Oftentimes, we find ourselves not being able to because he has to continue working, and I usually fall asleep with the kids. So, we hardly talk sometimes. So sad I know.
But we now have a new thing where we started spending time with each other on the bed when both kids are drinking their milk and slowly going into dreamworld. We would be lying down with them in the darkroom, and start talking and sharing our day and stuff.
Last night was one of the nights where our conversation was somehow steered to a serious-life-changing-kind where we discussed things like future plans and whatnots.
The kind of conversation where it makes you think hard and talk hard with each other.
The realization is that as much as I enjoyed staying home spending 24/7 with my children, I cannot deny that I miss a part of me that only exists when I am at work (whether in the office or working remotely).

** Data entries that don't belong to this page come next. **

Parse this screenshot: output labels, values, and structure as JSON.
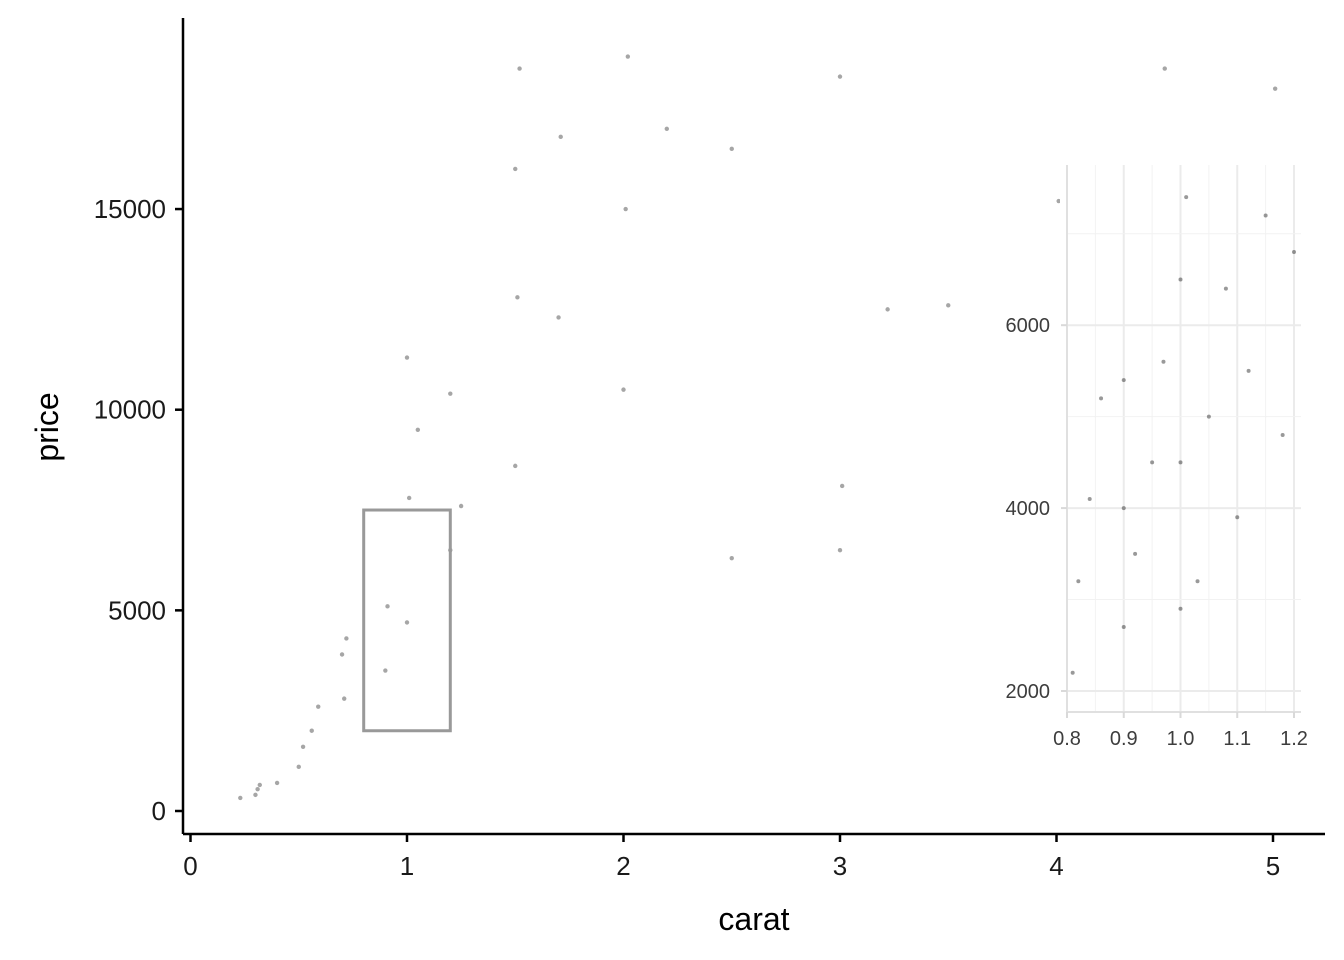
{
  "chart_data": [
    {
      "type": "scatter",
      "xlabel": "carat",
      "ylabel": "price",
      "xlim": [
        0,
        5.1
      ],
      "ylim": [
        0,
        18900
      ],
      "x_ticks": [
        0,
        1,
        2,
        3,
        4,
        5
      ],
      "y_ticks": [
        0,
        5000,
        10000,
        15000
      ],
      "x_tick_labels": [
        "0",
        "1",
        "2",
        "3",
        "4",
        "5"
      ],
      "y_tick_labels": [
        "0",
        "5000",
        "10000",
        "15000"
      ],
      "grid": false,
      "point_color": "#000000",
      "point_alpha": 0.35,
      "highlight_region": {
        "x": [
          0.8,
          1.2
        ],
        "y": [
          2000,
          7500
        ],
        "color": "#999999"
      },
      "series": [
        {
          "values": [
            [
              0.23,
              326
            ],
            [
              0.3,
              402
            ],
            [
              0.31,
              544
            ],
            [
              0.32,
              650
            ],
            [
              0.4,
              700
            ],
            [
              0.5,
              1100
            ],
            [
              0.52,
              1600
            ],
            [
              0.56,
              2000
            ],
            [
              0.59,
              2600
            ],
            [
              0.71,
              2800
            ],
            [
              0.7,
              3900
            ],
            [
              0.72,
              4300
            ],
            [
              0.9,
              3500
            ],
            [
              0.91,
              5100
            ],
            [
              1.0,
              4700
            ],
            [
              1.01,
              7800
            ],
            [
              1.0,
              11300
            ],
            [
              1.05,
              9500
            ],
            [
              1.2,
              6500
            ],
            [
              1.2,
              10400
            ],
            [
              1.25,
              7600
            ],
            [
              1.5,
              8600
            ],
            [
              1.51,
              12800
            ],
            [
              1.5,
              16000
            ],
            [
              1.52,
              18500
            ],
            [
              1.7,
              12300
            ],
            [
              1.71,
              16800
            ],
            [
              2.0,
              10500
            ],
            [
              2.01,
              15000
            ],
            [
              2.02,
              18800
            ],
            [
              2.2,
              17000
            ],
            [
              2.5,
              16500
            ],
            [
              2.5,
              6300
            ],
            [
              3.0,
              18300
            ],
            [
              3.01,
              8100
            ],
            [
              3.0,
              6500
            ],
            [
              3.22,
              12500
            ],
            [
              3.5,
              12600
            ],
            [
              4.01,
              15200
            ],
            [
              4.5,
              18500
            ],
            [
              5.01,
              18000
            ]
          ]
        }
      ]
    },
    {
      "type": "scatter",
      "xlabel": "",
      "ylabel": "",
      "xlim": [
        0.8,
        1.2
      ],
      "ylim": [
        2000,
        7500
      ],
      "x_ticks": [
        0.8,
        0.9,
        1.0,
        1.1,
        1.2
      ],
      "y_ticks": [
        2000,
        4000,
        6000
      ],
      "x_tick_labels": [
        "0.8",
        "0.9",
        "1.0",
        "1.1",
        "1.2"
      ],
      "y_tick_labels": [
        "2000",
        "4000",
        "6000"
      ],
      "grid": true,
      "point_color": "#000000",
      "point_alpha": 0.4,
      "series": [
        {
          "values": [
            [
              0.81,
              2200
            ],
            [
              0.82,
              3200
            ],
            [
              0.84,
              4100
            ],
            [
              0.86,
              5200
            ],
            [
              0.9,
              2700
            ],
            [
              0.9,
              4000
            ],
            [
              0.9,
              5400
            ],
            [
              0.92,
              3500
            ],
            [
              0.95,
              4500
            ],
            [
              0.97,
              5600
            ],
            [
              1.0,
              2900
            ],
            [
              1.0,
              4500
            ],
            [
              1.0,
              6500
            ],
            [
              1.01,
              7400
            ],
            [
              1.03,
              3200
            ],
            [
              1.05,
              5000
            ],
            [
              1.08,
              6400
            ],
            [
              1.1,
              3900
            ],
            [
              1.12,
              5500
            ],
            [
              1.15,
              7200
            ],
            [
              1.18,
              4800
            ],
            [
              1.2,
              6800
            ]
          ]
        }
      ]
    }
  ]
}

It felt like I was losing something in me - be it some sort of passion or drive or motivation (if you know what I mean) and after sharing that with Adrian, he completely agrees. Something changed in me. Something seems a bit off. Hah.

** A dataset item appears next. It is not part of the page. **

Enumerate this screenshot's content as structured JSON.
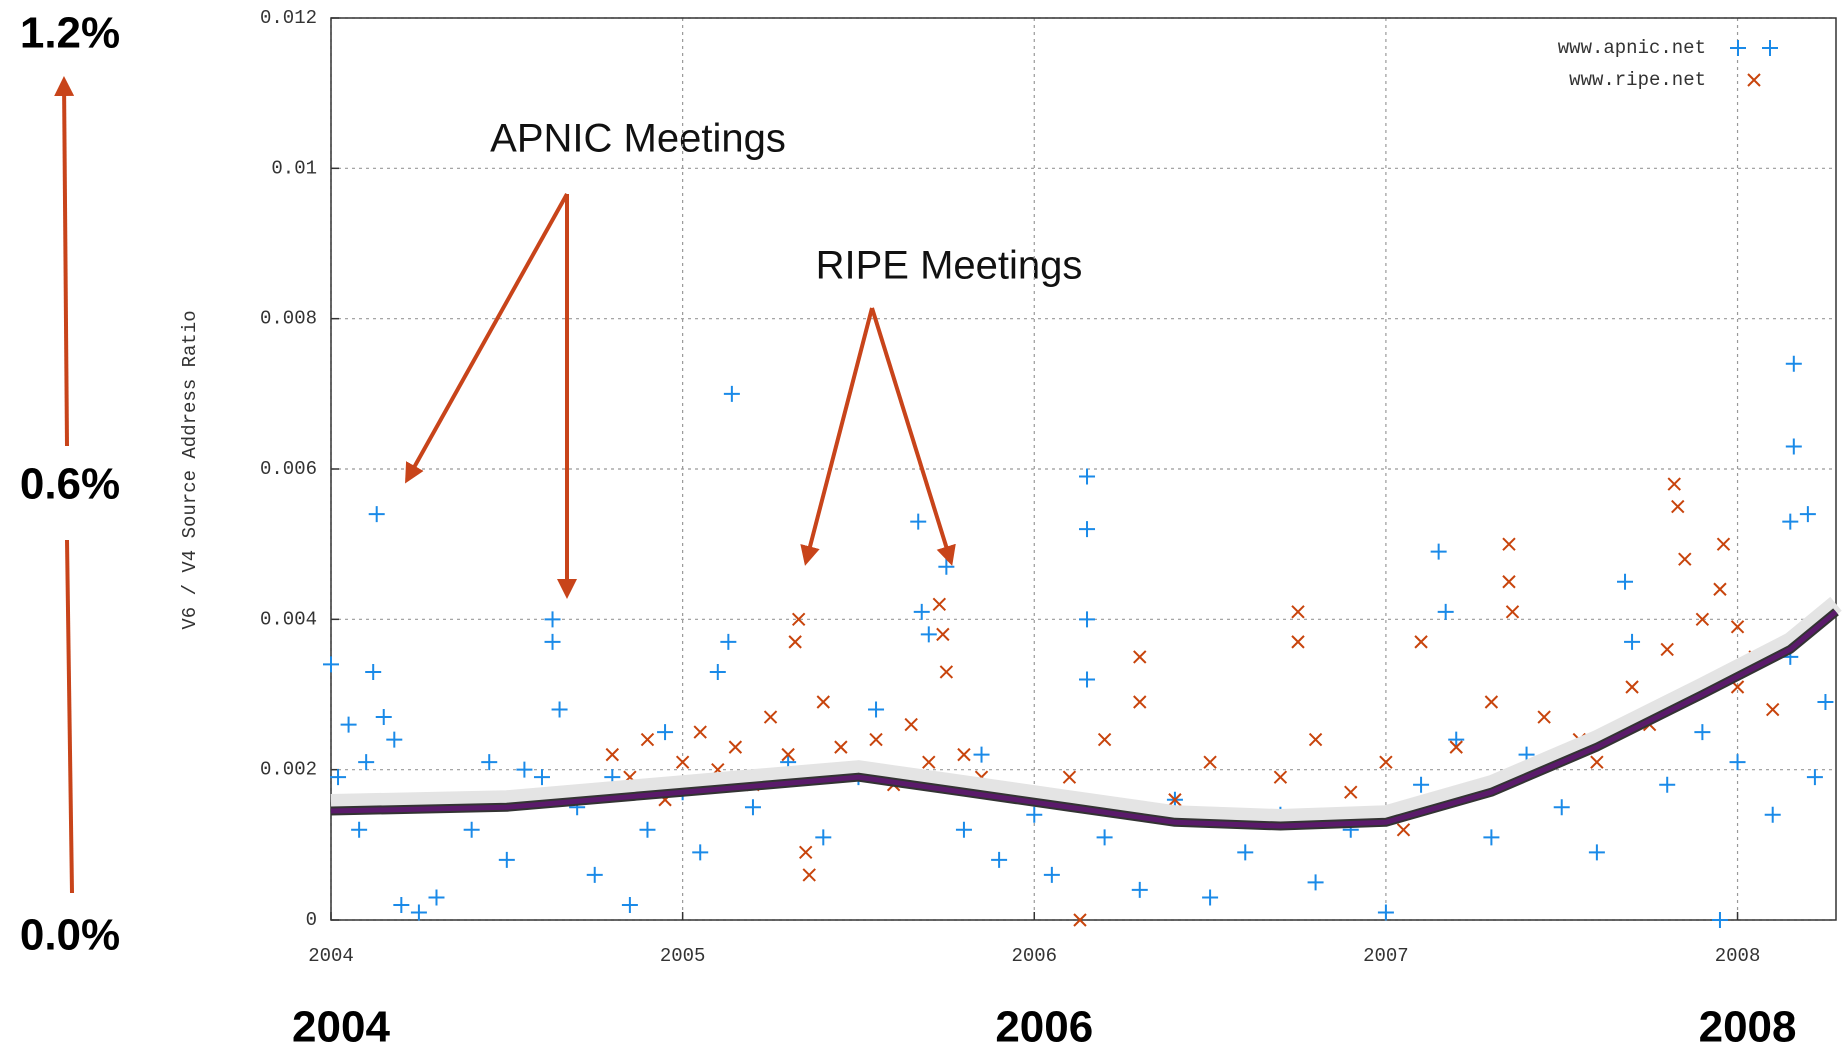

So, we re-visit the idea of me going back to work and we continued to wonder if that is the right thing to do, because I really love spending time with Alex and Sofia. I definitely would want to find something that allows me to work from home (flexible to go into the office anytime).
I do like to work in the office, but I need the flexibility to work elsewhere.
It was such a great conversation with Adrian that night. I felt relieved and we had gin & tonic after that. Hah.
The next morning, I updated my resume.